Why ACOs have potential for improving end-of-life care

Joanne Kenen

About Joanne Kenen

Joanne Kenen, (@JoanneKenen) the health editor at Politico, is AHCJ’s topic leader on health reform and curates related material at healthjournalism.org. She welcomes questions and suggestions on health reform resources and tip sheets at joanne@healthjournalism.org. Follow her on Facebook.

Photo: Beverly Yuen Thompson via Flickr

Accountable Care Organizations, which were created by the Affordable Care Act as one way to improve the delivery of health care, may become an important want to reduce the wide variation in end-of-life (EOL) care, two academic researchers suggest in a recent Health Affairs blog post.

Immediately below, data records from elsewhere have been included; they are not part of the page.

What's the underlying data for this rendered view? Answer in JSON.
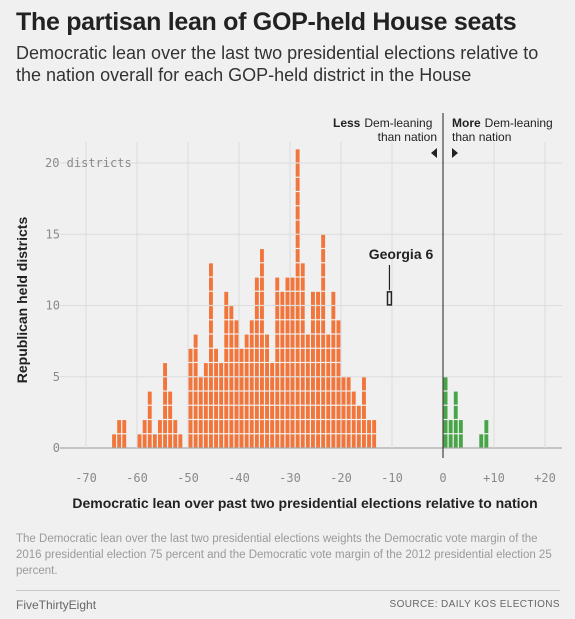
{
  "header": {
    "title": "The partisan lean of GOP-held House seats",
    "subtitle": "Democratic lean over the last two presidential elections relative to the nation overall for each GOP-held district in the House"
  },
  "annotations": {
    "less_bold": "Less",
    "less_rest_1": "Dem-leaning",
    "less_rest_2": "than nation",
    "more_bold": "More",
    "more_rest_1": "Dem-leaning",
    "more_rest_2": "than nation",
    "highlight_label": "Georgia 6"
  },
  "colors": {
    "republican": "#f2763b",
    "democratic": "#47a447",
    "grid": "#dcdcdc",
    "highlight_outline": "#222222"
  },
  "chart_data": {
    "type": "bar",
    "ylabel": "Republican held districts",
    "xlabel": "Democratic lean over past two presidential elections relative to nation",
    "y_first_tick_label": "20 districts",
    "xlim": [
      -72,
      22
    ],
    "ylim": [
      0,
      21
    ],
    "bin_width": 1,
    "x_ticks": [
      -70,
      -60,
      -50,
      -40,
      -30,
      -20,
      -10,
      0,
      10,
      20
    ],
    "x_tick_labels": [
      "-70",
      "-60",
      "-50",
      "-40",
      "-30",
      "-20",
      "-10",
      "0",
      "+10",
      "+20"
    ],
    "y_ticks": [
      0,
      5,
      10,
      15,
      20
    ],
    "y_tick_labels": [
      "0",
      "5",
      "10",
      "15",
      "20 districts"
    ],
    "reference_line_x": 0,
    "series": [
      {
        "key": "republican-lean",
        "bins": [
          [
            -65,
            1
          ],
          [
            -64,
            2
          ],
          [
            -63,
            2
          ],
          [
            -60,
            1
          ],
          [
            -59,
            2
          ],
          [
            -58,
            4
          ],
          [
            -57,
            1
          ],
          [
            -56,
            2
          ],
          [
            -55,
            6
          ],
          [
            -54,
            4
          ],
          [
            -53,
            2
          ],
          [
            -52,
            1
          ],
          [
            -50,
            7
          ],
          [
            -49,
            8
          ],
          [
            -48,
            5
          ],
          [
            -47,
            6
          ],
          [
            -46,
            13
          ],
          [
            -45,
            7
          ],
          [
            -44,
            6
          ],
          [
            -43,
            11
          ],
          [
            -42,
            10
          ],
          [
            -41,
            9
          ],
          [
            -40,
            7
          ],
          [
            -39,
            8
          ],
          [
            -38,
            9
          ],
          [
            -37,
            12
          ],
          [
            -36,
            14
          ],
          [
            -35,
            8
          ],
          [
            -34,
            6
          ],
          [
            -33,
            12
          ],
          [
            -32,
            11
          ],
          [
            -31,
            12
          ],
          [
            -30,
            12
          ],
          [
            -29,
            21
          ],
          [
            -28,
            13
          ],
          [
            -27,
            8
          ],
          [
            -26,
            11
          ],
          [
            -25,
            11
          ],
          [
            -24,
            15
          ],
          [
            -23,
            8
          ],
          [
            -22,
            11
          ],
          [
            -21,
            9
          ],
          [
            -20,
            5
          ],
          [
            -19,
            5
          ],
          [
            -18,
            4
          ],
          [
            -17,
            3
          ],
          [
            -16,
            5
          ],
          [
            -15,
            2
          ],
          [
            -14,
            2
          ]
        ]
      },
      {
        "key": "democratic-lean",
        "bins": [
          [
            1,
            5
          ],
          [
            2,
            2
          ],
          [
            3,
            4
          ],
          [
            4,
            2
          ],
          [
            8,
            1
          ],
          [
            9,
            2
          ]
        ]
      }
    ],
    "highlight": {
      "label": "Georgia 6",
      "x": -10,
      "y": 11
    }
  },
  "footer": {
    "note": "The Democratic lean over the last two presidential elections weights the Democratic vote margin of the 2016 presidential election 75 percent and the Democratic vote margin of the 2012 presidential election 25 percent.",
    "brand": "FiveThirtyEight",
    "source": "SOURCE: DAILY KOS ELECTIONS"
  }
}
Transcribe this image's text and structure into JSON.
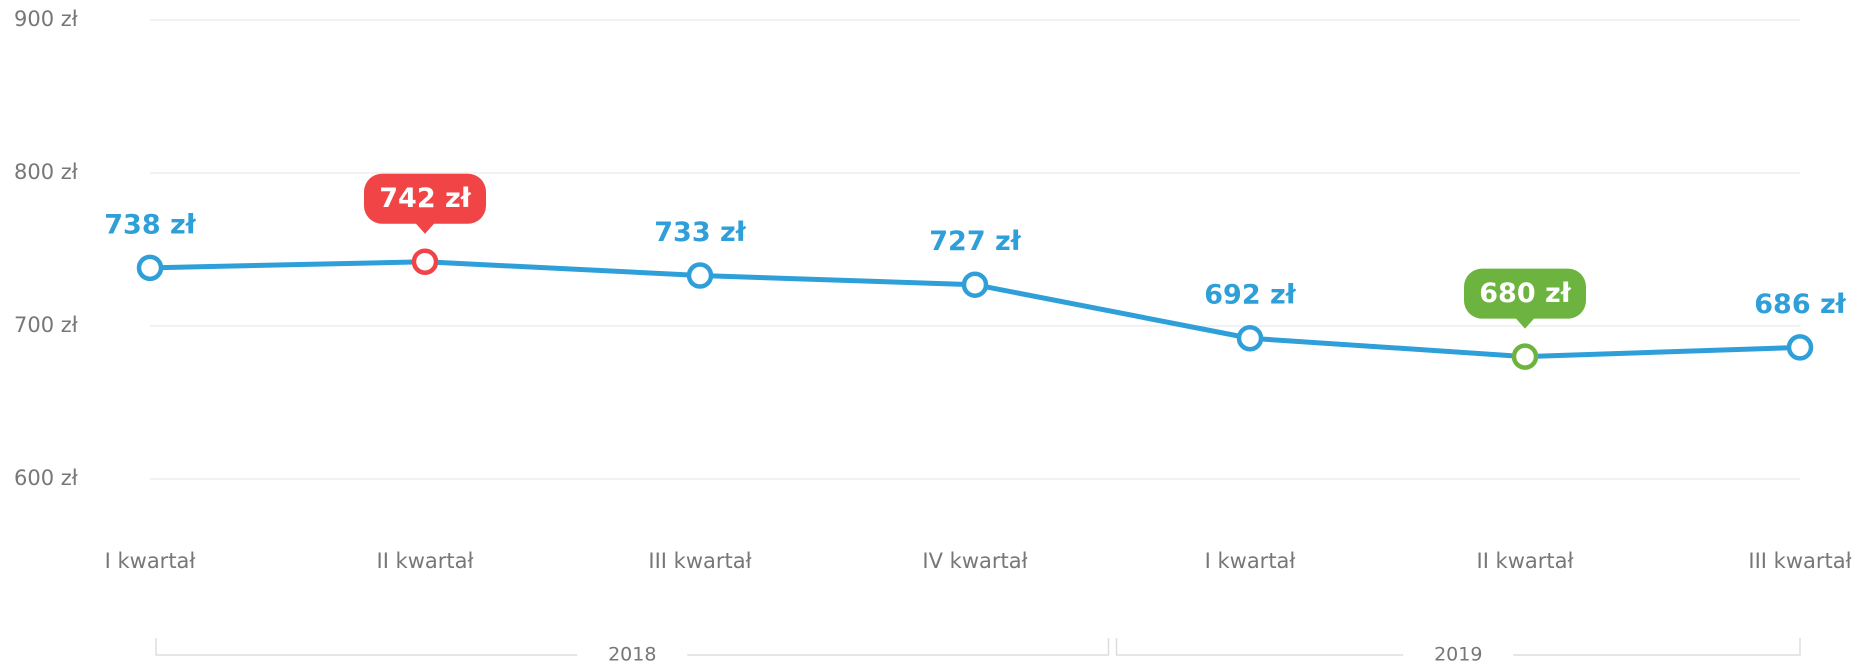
{
  "chart_data": {
    "type": "line",
    "categories": [
      "I kwartał",
      "II kwartał",
      "III kwartał",
      "IV kwartał",
      "I kwartał",
      "II kwartał",
      "III kwartał"
    ],
    "series": [
      {
        "color": "#2e9fd8",
        "values": [
          738,
          742,
          733,
          727,
          692,
          680,
          686
        ],
        "value_labels": [
          "738 zł",
          "742 zł",
          "733 zł",
          "727 zł",
          "692 zł",
          "680 zł",
          "686 zł"
        ]
      }
    ],
    "highlight_max_color": "#f04447",
    "highlight_min_color": "#6db33f",
    "groups": [
      {
        "label": "2018",
        "size": 4
      },
      {
        "label": "2019",
        "size": 3
      }
    ],
    "ylim": [
      600,
      900
    ],
    "yticks": [
      {
        "value": 600,
        "label": "600 zł"
      },
      {
        "value": 700,
        "label": "700 zł"
      },
      {
        "value": 800,
        "label": "800 zł"
      },
      {
        "value": 900,
        "label": "900 zł"
      }
    ],
    "grid": true
  }
}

As we have pointed out repeatedly, while the political and fiscal battles have been over the coverage provisions in the ACA, much of the law also contains incentives and programs to improve both care quality and efficiency. And there are ample opportunities to do so toward the end of life, including in hospice.

Right now there are not great incentives for consistent and appropriate care at the end of life. A change in the Medicare hospice payment system in 2016 (required under another ACA provision) was only a partial solution.

Julia Driessen, Ph.D., an assistant professor of health policy at the University of Pittsburgh, and Turner West, M.P.H., M.T.S., the director of education and the director of the Palliative Care Leadership Center at Bluegrass Care Navigators, suggest in their Health Affairs post that ACOs may be part of a better solution. ACOS have different incentives than fee-for-service Medicare because the level of payment takes quality measures and savings into account. ACOs do include hospice care. That’s unlike Medicare Advantage, where there’s a carve-out so that patients receive hospice care but not via their MA plan. The authors acknowledge that there’s been little research yet on how ACOs approach end of life, but note that “the incentives built into the ACO model may yield three strategic and innovative approaches to EOL care.”

A little background: Before the ACA, and into today, there has been much variation in who uses hospice care, how long they use it, and what kind of care they receive. Hospice quality was rated well in CMS’s first-ever hospice report card recently, but that does not address the full array of EOL needs and wide variation in stays and utilization. The median hospice stay is 17 days – but the average stay is 72 days. Many longer-stay patients have dementia or chronic conditions like COPD.

However, in two types of Medicare ACOs – the Pioneer Shared Savings Program (SSP) and Next Generation – hospice care is part of the package of costs for which the ACO is responsible. Remember, ACOs have to control costs but also have to account for quality. It makes sense for them to figure out the right match between hospice (and palliative care) and patient.

The authors of the Health Affairs post see three scenarios. First, ACOs will have an incentive to refer patients to hospice (though not force them into hospice) and doctors and other providers will have an incentive to learn more about quality hospices in their community. That, in turn, should pressure lower-quality hospices to up their game.

Second, ACOs have incentives to increase the use of palliative care, before or alongside hospice. Patients can get specialized palliative care if they are seriously ill – though not necessarily at “end of life” – alongside treatments such as chemotherapy. There’s more and more evidence, the authors note, that “palliative care teams improve clinical outcomes while reducing unnecessary, unwanted, and potentially harmful medical care for seriously ill individuals…The business case for palliative care is becoming increasingly clear, with consistent evidence of palliative care associated with reductions in hospitalizations, emergency department visits, and costs.”  ACOs, in fact, may be able to scale community-based palliative care in a way that the fee-for-service system has not.

Third, the hospice benefit is pretty much a one-size-fits-all model – whether it’s a cancer patient who has a few days to live or a COPD patient who may have months. As ACOs use more hospice care, it may “inspire an unpacking of the off-the-shelf hospice benefit, with hospice reimagined as a suite of services tailored to beneficiary needs.”

This won’t happen without some policy changes, Driessen and West suggest. The quality indicators for most ACO models do not explicitly address EOL care, though they do address unnecessary hospital readmissions which is related but not identical. The researchers argue that as ACOS evolve, more thought must be given to measuring quality for patients with serious or terminal illness.